Les cerfs-volants, tiré de l’album Rose Kennedy (2001)
Après des débuts hésitants peu courronés de succès dans les années 1990, la lumière se pose enfin sur l’art de Benjamin Biolay au début des années 2000. Nul doute que la médiatisation de l’album d’Henri Salvador Chambre avec vue dont il est l’artisan avec Keren Ann y est pour quelque chose. Ce premier album aux accents pop et jazzy, rèvèle un crooner qui nous raconte l’histoire romancée de la famille Kennedy, un album presque concept comme il en aura l’habitude, « un herbier d’histoires où les pétales de Rose ont conservé tout leur éclat » (Les Inrocks). Le journal des Inrocks parle « d’une approche photographique du songwriting » et d’un homme « aux impressions furtives« , « aux constrates« . Rose Kennedy remporte la Victoire de l’album révélation en 2002. Petite anedocte, Rose Kennedy est sorti alors que Négatif, le deuxième album, était déjà fini.

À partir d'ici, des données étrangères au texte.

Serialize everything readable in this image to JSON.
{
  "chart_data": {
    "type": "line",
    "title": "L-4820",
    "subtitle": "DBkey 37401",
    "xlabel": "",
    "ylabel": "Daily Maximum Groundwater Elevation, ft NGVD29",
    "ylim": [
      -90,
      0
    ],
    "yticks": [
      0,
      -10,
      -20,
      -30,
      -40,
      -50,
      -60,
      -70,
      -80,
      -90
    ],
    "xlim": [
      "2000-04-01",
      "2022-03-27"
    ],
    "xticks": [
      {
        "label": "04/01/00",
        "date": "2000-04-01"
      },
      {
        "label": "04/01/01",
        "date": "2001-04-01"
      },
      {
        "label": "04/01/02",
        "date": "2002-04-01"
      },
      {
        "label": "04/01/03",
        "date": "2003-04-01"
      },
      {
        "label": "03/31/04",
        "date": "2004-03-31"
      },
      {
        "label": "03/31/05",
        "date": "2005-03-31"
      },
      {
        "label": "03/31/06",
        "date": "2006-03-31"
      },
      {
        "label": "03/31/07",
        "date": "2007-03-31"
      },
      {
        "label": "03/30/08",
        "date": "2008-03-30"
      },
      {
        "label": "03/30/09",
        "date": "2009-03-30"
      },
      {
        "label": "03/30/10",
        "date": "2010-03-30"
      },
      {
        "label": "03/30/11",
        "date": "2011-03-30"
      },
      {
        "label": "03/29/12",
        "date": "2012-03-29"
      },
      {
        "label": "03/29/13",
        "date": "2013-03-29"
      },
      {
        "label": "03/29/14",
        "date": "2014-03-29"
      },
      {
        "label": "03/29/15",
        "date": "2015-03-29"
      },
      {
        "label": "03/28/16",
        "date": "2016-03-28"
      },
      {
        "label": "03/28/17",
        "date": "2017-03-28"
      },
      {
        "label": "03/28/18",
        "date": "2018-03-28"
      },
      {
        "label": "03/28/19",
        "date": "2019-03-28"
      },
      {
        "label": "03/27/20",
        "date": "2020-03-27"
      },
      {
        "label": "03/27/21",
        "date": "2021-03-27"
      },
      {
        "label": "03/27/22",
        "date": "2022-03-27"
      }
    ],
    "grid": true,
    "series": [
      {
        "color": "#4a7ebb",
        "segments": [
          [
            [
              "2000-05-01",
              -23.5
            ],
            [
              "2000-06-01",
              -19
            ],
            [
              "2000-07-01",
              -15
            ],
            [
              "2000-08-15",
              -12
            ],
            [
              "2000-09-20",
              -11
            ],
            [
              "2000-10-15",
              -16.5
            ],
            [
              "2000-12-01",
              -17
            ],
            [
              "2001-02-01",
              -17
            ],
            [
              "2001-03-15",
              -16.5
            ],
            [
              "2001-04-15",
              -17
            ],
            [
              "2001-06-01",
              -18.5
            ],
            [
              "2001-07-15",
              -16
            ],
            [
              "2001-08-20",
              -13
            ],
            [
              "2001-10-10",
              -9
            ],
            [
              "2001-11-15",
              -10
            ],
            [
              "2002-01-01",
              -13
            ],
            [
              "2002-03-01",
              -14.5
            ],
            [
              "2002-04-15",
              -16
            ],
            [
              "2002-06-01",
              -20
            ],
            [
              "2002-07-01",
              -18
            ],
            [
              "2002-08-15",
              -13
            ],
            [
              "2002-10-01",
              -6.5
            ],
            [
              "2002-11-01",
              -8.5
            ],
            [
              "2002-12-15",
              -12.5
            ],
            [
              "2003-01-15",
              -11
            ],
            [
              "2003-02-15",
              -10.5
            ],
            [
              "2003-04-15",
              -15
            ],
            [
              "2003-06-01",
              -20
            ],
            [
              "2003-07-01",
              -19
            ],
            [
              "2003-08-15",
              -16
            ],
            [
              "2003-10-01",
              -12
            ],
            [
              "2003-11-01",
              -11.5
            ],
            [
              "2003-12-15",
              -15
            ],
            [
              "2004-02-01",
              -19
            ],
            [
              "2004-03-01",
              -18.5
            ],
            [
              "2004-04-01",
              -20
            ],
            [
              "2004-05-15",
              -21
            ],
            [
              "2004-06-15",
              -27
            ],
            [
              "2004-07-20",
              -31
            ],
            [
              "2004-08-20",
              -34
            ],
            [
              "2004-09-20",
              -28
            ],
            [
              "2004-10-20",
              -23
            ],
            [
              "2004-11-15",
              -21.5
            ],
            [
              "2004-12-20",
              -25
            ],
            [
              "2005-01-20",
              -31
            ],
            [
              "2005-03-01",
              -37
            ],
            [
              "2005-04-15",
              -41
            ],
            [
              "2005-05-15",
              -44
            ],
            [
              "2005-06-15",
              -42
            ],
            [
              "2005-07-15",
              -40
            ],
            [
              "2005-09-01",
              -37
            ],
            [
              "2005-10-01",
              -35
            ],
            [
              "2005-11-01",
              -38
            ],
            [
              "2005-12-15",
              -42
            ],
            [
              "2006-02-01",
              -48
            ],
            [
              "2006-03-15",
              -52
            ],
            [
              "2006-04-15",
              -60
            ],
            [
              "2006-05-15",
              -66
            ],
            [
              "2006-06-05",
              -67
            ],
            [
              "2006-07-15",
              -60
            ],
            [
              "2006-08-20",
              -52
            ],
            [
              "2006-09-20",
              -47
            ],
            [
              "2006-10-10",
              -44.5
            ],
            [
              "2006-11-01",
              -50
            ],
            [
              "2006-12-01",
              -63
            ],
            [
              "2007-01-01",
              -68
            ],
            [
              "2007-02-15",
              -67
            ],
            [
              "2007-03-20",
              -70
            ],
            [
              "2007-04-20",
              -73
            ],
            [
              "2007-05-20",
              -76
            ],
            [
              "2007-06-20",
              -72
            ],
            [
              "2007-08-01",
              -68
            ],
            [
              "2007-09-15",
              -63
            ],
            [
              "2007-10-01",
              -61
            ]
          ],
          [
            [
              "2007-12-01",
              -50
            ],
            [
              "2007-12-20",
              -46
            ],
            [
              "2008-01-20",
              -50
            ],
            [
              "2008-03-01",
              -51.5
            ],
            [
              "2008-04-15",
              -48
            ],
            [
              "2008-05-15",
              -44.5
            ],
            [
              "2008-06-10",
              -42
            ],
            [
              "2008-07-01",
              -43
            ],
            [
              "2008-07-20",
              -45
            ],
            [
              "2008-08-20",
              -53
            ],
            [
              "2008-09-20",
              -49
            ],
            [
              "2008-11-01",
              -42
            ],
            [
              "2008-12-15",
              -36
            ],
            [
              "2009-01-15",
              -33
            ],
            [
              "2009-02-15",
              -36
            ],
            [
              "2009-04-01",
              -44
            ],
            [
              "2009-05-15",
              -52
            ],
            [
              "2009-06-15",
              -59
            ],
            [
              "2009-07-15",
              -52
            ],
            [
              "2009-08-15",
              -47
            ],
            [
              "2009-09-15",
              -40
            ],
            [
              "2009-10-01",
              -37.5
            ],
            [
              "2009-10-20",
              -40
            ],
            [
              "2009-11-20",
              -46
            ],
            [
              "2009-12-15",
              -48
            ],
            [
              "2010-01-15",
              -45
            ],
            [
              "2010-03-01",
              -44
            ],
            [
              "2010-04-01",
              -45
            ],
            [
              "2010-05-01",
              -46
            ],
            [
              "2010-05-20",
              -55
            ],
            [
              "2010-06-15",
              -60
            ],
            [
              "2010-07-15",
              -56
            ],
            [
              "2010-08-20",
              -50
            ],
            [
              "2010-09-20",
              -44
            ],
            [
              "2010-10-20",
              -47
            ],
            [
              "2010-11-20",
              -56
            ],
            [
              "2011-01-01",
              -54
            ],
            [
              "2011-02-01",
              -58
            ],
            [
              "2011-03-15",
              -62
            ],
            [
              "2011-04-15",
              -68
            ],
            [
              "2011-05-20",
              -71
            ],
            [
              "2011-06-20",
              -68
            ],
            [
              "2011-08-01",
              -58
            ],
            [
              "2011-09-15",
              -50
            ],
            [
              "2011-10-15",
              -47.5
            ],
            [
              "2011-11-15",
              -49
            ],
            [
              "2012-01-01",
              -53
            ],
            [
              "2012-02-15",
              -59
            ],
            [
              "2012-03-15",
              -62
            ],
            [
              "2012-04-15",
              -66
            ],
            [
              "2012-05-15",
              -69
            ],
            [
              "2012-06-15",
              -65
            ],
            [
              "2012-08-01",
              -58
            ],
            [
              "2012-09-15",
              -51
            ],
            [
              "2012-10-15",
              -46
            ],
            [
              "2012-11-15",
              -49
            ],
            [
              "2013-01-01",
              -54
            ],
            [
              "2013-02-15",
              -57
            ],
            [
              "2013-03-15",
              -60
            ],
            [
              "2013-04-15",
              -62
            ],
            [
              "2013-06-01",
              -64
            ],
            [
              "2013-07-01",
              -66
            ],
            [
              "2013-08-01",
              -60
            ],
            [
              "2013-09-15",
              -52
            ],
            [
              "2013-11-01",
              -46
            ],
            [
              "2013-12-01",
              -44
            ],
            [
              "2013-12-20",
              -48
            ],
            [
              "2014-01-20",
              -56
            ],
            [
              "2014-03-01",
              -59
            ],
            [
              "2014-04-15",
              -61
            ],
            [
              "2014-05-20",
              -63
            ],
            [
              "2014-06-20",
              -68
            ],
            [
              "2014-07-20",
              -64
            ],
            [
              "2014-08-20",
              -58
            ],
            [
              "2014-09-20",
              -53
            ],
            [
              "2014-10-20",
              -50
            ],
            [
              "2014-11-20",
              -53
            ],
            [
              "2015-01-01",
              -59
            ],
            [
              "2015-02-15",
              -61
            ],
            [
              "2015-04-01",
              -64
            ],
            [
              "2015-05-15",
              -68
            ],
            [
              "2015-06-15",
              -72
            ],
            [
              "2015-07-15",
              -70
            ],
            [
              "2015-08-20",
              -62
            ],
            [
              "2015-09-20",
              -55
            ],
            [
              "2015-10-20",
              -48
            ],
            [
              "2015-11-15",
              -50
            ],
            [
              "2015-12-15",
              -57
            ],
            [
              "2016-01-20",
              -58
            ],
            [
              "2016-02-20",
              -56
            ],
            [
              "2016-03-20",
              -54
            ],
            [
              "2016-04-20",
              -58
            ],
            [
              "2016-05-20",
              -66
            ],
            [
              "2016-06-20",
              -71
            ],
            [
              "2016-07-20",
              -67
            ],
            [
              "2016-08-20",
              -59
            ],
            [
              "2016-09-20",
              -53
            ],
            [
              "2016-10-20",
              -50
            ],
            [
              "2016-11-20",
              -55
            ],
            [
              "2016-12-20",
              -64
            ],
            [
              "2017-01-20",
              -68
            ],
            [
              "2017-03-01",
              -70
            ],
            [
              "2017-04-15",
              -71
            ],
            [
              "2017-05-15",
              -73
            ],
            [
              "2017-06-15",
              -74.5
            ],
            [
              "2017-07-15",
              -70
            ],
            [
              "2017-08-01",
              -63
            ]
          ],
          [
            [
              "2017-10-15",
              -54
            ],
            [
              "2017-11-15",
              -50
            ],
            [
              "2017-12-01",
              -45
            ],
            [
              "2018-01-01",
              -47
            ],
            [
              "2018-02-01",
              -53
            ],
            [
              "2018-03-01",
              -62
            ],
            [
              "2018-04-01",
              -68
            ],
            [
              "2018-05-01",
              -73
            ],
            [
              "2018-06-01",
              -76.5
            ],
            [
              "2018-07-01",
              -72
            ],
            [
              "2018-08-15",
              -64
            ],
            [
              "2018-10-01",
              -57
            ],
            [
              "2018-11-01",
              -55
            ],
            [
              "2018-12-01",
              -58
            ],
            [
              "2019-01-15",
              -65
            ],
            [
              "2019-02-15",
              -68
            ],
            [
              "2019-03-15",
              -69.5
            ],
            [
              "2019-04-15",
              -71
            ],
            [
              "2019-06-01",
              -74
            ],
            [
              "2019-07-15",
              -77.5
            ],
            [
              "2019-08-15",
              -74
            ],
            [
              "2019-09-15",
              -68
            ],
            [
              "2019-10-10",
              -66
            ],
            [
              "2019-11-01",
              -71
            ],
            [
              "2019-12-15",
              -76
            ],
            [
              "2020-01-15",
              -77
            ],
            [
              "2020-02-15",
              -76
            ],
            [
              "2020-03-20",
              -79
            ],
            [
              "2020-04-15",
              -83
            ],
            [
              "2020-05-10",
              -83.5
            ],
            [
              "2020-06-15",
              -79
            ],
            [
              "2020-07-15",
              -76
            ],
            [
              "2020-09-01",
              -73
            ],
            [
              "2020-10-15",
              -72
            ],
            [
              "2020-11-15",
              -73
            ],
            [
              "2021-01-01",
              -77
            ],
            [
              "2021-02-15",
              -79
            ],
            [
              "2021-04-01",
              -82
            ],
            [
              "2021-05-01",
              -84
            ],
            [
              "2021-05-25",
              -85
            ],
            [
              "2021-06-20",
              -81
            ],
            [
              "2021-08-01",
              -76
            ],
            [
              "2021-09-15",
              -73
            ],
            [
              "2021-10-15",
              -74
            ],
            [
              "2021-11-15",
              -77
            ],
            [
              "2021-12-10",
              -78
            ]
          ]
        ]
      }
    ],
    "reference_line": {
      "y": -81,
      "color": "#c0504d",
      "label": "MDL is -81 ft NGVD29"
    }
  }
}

Chère inconnue, tiré de l’album Négatif (2003)
Avec Négatif, Biolay confirme qu’il a bel et bien l’intention de construire l’histoire de la chanson française, la réinventer. En tout cas, il en a l’éttofe, lui qui sait créer un vrai décor musical pour ses albums. Ses orchestrations magnifiques le prouvent. Dans ce deuxième album plus folk et où l’on perçoit son amour pour les arrangements de cordes classieux, Benjamain Biolay offre un opus très inspiré où l’ombre de Gainsbourg n’est pas loin. On y retrouve sa compagne, l’actrice, Chiara Mastroiani, avec laquelle il vit une romance très médiatisée.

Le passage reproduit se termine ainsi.